We can also use for loop to solve the problem as shown below:

if __name__ == '__main__':
    num = []
    arr = []
    for _ in range(int(input())):
        name = input()
        score = float(input())
        arr.append([name, score])
        num.append(score)
        
    num.sort()
    second_min = 0
    mini = num[0]
    arr.sort()
    for i in num:
        if i != mini:
            second_min = i
            break
    
    for i in arr:
        if i[1] == second_min:

            print(i[0])

his code takes in a number of student names and scores, then stores them in a list called "arr" where each sublist contains a name and a score, and in another list "num" where each element is the score. It then sorts the list "num" and assigns the first element to a variable "mini" and assigns the second smallest element to a variable "second_min". Then, it sorts the "arr" list and iterates through it and if it finds a match with the "second_min" value it prints the corresponding name. This code finds the second-lowest score and prints the names of students who scored that score.
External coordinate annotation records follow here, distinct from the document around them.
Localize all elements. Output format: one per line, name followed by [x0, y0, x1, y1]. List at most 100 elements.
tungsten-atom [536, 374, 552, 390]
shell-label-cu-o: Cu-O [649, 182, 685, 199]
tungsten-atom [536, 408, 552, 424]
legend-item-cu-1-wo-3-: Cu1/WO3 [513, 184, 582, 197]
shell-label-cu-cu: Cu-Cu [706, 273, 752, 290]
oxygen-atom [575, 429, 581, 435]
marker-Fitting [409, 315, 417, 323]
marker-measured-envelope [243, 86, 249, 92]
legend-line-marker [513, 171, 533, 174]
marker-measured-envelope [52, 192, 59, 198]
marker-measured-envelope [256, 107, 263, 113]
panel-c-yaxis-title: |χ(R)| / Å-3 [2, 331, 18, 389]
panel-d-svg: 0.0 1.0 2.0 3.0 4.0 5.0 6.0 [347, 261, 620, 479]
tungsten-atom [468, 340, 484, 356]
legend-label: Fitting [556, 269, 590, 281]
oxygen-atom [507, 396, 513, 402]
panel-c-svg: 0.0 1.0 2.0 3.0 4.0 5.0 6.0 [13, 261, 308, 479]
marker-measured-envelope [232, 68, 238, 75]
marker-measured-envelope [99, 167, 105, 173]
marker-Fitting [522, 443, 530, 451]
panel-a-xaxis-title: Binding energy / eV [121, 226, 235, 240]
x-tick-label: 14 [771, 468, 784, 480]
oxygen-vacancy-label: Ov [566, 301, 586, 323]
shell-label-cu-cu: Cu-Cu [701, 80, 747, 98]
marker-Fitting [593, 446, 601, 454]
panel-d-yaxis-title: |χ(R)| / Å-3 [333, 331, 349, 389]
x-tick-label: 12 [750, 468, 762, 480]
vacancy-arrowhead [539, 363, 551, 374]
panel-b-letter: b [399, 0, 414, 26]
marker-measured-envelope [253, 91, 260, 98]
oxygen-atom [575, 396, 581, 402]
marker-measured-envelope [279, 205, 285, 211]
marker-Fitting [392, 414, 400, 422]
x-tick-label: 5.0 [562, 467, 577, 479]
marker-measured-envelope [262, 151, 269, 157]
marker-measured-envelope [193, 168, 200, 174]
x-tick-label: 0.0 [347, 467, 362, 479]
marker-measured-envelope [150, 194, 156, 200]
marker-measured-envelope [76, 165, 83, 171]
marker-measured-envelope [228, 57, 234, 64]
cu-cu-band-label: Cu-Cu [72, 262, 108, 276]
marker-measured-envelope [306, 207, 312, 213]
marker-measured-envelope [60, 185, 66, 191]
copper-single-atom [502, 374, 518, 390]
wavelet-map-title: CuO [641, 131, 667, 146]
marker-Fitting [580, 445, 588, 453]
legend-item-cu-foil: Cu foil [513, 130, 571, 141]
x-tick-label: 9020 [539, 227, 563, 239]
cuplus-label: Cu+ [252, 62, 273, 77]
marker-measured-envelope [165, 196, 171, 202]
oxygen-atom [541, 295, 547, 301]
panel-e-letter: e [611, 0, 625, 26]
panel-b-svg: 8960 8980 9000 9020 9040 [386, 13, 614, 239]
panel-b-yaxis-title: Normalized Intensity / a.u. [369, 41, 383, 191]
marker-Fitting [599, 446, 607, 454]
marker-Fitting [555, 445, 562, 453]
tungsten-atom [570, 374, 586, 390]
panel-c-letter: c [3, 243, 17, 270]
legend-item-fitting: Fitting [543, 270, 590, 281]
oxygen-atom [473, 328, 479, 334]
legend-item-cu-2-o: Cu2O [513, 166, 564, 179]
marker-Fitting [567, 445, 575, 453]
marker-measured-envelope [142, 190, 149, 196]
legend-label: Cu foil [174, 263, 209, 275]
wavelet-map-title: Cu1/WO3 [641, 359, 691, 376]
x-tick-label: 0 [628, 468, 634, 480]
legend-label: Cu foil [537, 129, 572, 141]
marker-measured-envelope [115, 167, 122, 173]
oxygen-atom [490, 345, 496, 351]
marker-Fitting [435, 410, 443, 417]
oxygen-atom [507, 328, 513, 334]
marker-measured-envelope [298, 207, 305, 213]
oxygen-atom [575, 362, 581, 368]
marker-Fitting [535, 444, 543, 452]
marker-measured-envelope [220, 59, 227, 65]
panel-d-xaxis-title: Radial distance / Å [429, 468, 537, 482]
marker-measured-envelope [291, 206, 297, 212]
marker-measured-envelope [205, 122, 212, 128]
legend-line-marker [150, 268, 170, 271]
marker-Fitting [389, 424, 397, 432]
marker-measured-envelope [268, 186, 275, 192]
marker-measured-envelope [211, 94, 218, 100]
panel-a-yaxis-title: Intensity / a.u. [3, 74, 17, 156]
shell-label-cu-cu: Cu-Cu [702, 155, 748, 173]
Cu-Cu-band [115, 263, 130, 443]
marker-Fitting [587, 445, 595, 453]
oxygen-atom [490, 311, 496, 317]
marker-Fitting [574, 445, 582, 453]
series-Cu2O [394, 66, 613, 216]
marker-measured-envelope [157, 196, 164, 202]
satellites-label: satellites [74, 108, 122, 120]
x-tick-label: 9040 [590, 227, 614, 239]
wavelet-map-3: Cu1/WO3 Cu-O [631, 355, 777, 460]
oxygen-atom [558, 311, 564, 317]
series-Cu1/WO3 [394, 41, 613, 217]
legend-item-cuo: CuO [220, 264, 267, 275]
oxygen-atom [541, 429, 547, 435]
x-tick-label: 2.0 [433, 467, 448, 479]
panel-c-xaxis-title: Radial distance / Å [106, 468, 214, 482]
Solution-3: Using try-except block

Let us modify the above code a little bit and use try-except block to solve the problem:

if __name__ == '__main__':
    grade_book=dict()
    grades=set()
    for _ in range(int(input())):
        name = input()
        score = float(input())
        grade_book[name]=score
        grades.add(score)
    grades=list(grades)
    grades=sorted(grades)
    people=[]
    for i in range(len(grade_book)):
        try:
            people.append(list(grade_book.keys())
            [list(grade_book.values()).index(grades[1])])
            grade_book.pop(list(grade_book.keys())
            [list(grade_book.values()).index(grades[1])])
        except:
            break
    people=sorted(people)
    for i in people:
        print(i)

This code creates an empty dictionary called "grade_book" to store student names and scores, and an empty set called "grades" to store the unique scores. It then takes input of a number of student names and scores and adds them to the "grade_book" dictionary and "grades" set. It then converts "grades" set to a list, sorts it, and initializes an empty list called "people". It then iterates through the "grade_book" dictionary and finds the second lowest score, gets the names of students who scored that grade, adds it to the "people" list and removes that student from the "grade_book" dictionary. Finally it sorts "people" alphabetically and prints the names of students who scored the second lowest grade.

ALSO READ: Sort short_names in reverse alphabetic order [SOLVED]

Solution-4: Using the sorted method

We can use the sorted method to solve the problem:

if __name__ == '__main__':
    li = []
    for _ in range(int(input())):
        name = input()
        score = float(input())
        li.append([name,score])
scr = [x[1] for x in li]
min_li = sorted(set(scr))
stud = sorted([y[0] for y in li if y[1]==min_li[1]])
[print(k) for k in stud]

This code takes in a number of student names and scores and stores them in a list of lists called "li" where each sublist contains a name and a score. Then it creates a new list called "scr" containing only the scores from "li" and assigns it to variable "scr". It then creates a new variable "min_li" that stores a set of scores sorted in ascending order. Next, it creates a new variable "stud" which contains the names of students whose scores match the second-lowest score from "min_li". Finally, it iterates through "stud" and prints the names of students who scored the second lowest grade.

This code is different from previous ones in that it used list comprehension to get the scores and student names separately and it uses the built-in function "sorted" to sort "min_li" and "stud" and also it uses one-line comprehension to print the names of students.

Summary

In this short article, we discussed how we can solve the Nested Lists problem using various methods. We covered four different methods to solve the problem and explained each of the solutions.